Jim Cullom

No. 24
- Position: Guard

Personal information
- Born: November 5, 1925 Healdsburg, California, U.S.
- Died: March 4, 1998 (aged 72) Oakland, California, U.S.
- Listed height: 5 ft 11 in (1.80 m)
- Listed weight: 235 lb (107 kg)

Career information
- High school: Piedmont (CA)
- College: California
- NFL draft: 1950: 17th round, 214 (By the Washington Redskins)th overall pick

Career history
- New York Yanks (1951);

Awards and highlights
- First-team All-PCC (1949);

Career NFL statistics
- Games played: 2
- Stats at Pro Football Reference

= Jim Cullom =

American football player (1925–1998)

James Henry "Truck" Cullom (November 5, 1925 - March 4, 1998) was an American professional football guard in the National Football League (NFL) for the New York Yanks.

Cullom served in the United States Marine Corps during World War II. After the war, he played college football at the University of California, where he was a three-year lineman and placekicker from 1947-49, playing on two of coach Pappy Waldorf's Rose Bowl teams. Cullom was a first-team All-Coast tackle in 1949, and also played on Cal's rugby team.

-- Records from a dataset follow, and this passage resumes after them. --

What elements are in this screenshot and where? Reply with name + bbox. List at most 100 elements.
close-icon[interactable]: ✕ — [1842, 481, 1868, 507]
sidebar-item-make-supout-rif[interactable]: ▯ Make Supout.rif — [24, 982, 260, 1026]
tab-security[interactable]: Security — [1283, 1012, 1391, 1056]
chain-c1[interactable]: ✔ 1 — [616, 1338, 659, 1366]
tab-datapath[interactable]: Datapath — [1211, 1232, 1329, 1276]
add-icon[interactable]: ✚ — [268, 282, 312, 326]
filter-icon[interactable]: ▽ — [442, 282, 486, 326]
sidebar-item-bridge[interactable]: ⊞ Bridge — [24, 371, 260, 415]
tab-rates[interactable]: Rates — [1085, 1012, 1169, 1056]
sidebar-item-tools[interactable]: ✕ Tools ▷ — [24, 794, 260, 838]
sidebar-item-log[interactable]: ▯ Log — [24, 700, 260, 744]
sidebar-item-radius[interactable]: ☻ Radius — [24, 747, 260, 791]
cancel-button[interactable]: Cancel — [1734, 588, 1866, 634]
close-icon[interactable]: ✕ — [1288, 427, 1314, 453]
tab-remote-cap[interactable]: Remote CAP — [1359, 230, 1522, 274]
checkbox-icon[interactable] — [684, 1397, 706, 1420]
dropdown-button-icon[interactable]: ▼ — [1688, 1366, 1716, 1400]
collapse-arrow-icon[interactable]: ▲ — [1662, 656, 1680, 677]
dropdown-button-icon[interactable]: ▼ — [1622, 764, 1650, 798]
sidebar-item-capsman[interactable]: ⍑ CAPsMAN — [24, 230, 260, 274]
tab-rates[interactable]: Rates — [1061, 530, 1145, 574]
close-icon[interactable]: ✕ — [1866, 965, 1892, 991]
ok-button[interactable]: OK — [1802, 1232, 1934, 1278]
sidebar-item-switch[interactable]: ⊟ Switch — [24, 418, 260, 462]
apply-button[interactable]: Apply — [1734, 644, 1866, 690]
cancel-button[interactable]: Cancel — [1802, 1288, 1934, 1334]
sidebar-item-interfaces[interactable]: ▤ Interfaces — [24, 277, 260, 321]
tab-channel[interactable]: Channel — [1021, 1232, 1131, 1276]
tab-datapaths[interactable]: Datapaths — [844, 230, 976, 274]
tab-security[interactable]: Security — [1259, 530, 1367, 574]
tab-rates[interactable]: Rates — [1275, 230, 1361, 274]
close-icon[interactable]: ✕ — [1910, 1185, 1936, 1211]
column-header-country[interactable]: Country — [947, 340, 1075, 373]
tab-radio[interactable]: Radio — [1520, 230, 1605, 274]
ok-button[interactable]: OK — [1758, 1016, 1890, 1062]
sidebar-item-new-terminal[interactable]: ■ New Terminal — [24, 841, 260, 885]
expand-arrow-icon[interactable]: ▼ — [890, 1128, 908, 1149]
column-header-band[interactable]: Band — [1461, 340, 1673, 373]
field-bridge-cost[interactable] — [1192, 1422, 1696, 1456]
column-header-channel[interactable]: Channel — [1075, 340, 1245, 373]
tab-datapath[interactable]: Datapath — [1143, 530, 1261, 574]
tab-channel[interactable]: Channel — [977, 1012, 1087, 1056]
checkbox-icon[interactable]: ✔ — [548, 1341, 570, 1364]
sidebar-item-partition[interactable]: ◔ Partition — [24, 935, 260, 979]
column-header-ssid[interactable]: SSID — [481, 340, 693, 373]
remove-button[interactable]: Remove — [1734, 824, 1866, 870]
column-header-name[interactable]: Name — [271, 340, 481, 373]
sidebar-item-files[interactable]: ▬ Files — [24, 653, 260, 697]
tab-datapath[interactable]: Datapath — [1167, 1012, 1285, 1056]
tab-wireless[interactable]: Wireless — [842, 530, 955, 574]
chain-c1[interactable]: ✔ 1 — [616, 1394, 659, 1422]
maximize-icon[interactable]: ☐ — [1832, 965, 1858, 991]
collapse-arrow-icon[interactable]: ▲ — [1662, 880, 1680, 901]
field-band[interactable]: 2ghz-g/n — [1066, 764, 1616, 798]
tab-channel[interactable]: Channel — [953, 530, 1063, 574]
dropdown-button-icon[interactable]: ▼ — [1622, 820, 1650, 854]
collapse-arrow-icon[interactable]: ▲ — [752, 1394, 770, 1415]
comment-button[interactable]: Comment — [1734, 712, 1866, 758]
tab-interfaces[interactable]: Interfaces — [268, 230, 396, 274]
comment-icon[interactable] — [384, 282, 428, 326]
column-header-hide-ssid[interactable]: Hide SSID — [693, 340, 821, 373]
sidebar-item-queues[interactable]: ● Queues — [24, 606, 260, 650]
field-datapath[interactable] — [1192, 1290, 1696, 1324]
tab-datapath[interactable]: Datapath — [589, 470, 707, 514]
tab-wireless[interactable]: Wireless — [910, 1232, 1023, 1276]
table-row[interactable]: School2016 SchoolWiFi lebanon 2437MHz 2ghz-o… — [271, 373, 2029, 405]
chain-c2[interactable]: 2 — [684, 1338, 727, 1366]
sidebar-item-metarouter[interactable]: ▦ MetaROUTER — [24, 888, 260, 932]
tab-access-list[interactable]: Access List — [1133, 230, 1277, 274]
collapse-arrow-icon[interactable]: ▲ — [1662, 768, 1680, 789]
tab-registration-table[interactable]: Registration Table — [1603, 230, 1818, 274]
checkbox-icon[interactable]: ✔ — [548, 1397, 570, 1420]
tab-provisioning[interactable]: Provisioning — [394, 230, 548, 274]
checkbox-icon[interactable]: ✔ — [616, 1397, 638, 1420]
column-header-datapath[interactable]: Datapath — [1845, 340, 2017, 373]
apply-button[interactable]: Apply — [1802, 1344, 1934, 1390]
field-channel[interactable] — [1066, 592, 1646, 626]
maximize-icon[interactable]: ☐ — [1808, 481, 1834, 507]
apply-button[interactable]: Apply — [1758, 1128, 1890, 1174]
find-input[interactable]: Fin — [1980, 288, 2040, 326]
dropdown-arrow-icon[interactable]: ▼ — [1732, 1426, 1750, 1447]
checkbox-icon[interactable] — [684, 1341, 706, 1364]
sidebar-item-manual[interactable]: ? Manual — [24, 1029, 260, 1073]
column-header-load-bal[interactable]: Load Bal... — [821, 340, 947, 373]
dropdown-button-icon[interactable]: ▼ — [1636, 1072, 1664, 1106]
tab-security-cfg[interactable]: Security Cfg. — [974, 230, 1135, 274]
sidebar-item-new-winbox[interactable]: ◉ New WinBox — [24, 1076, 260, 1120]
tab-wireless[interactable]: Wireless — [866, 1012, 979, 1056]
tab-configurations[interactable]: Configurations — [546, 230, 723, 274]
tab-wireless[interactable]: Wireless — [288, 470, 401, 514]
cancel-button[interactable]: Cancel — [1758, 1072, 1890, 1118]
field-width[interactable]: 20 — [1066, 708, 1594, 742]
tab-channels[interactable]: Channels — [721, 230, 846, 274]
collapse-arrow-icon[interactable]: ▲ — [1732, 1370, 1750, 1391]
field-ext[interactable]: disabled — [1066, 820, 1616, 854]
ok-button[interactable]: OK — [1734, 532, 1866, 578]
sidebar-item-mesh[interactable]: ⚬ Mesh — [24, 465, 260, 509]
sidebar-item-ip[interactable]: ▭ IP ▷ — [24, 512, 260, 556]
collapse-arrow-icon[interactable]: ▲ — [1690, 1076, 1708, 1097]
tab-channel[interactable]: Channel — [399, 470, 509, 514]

Cullom was drafted in the 24th round of the 1949 NFL draft and again in the seventeenth round of the 1950 NFL draft by the Washington Redskins. After one season playing for the New York Yanks, he was recalled by the Marines and was wounded in the Korean War. Cullom later returned to Cal where he worked as an assistant coach for both the football and rugby teams.

Cullom was inducted into the University of California Athletic Hall of Fame in 1995.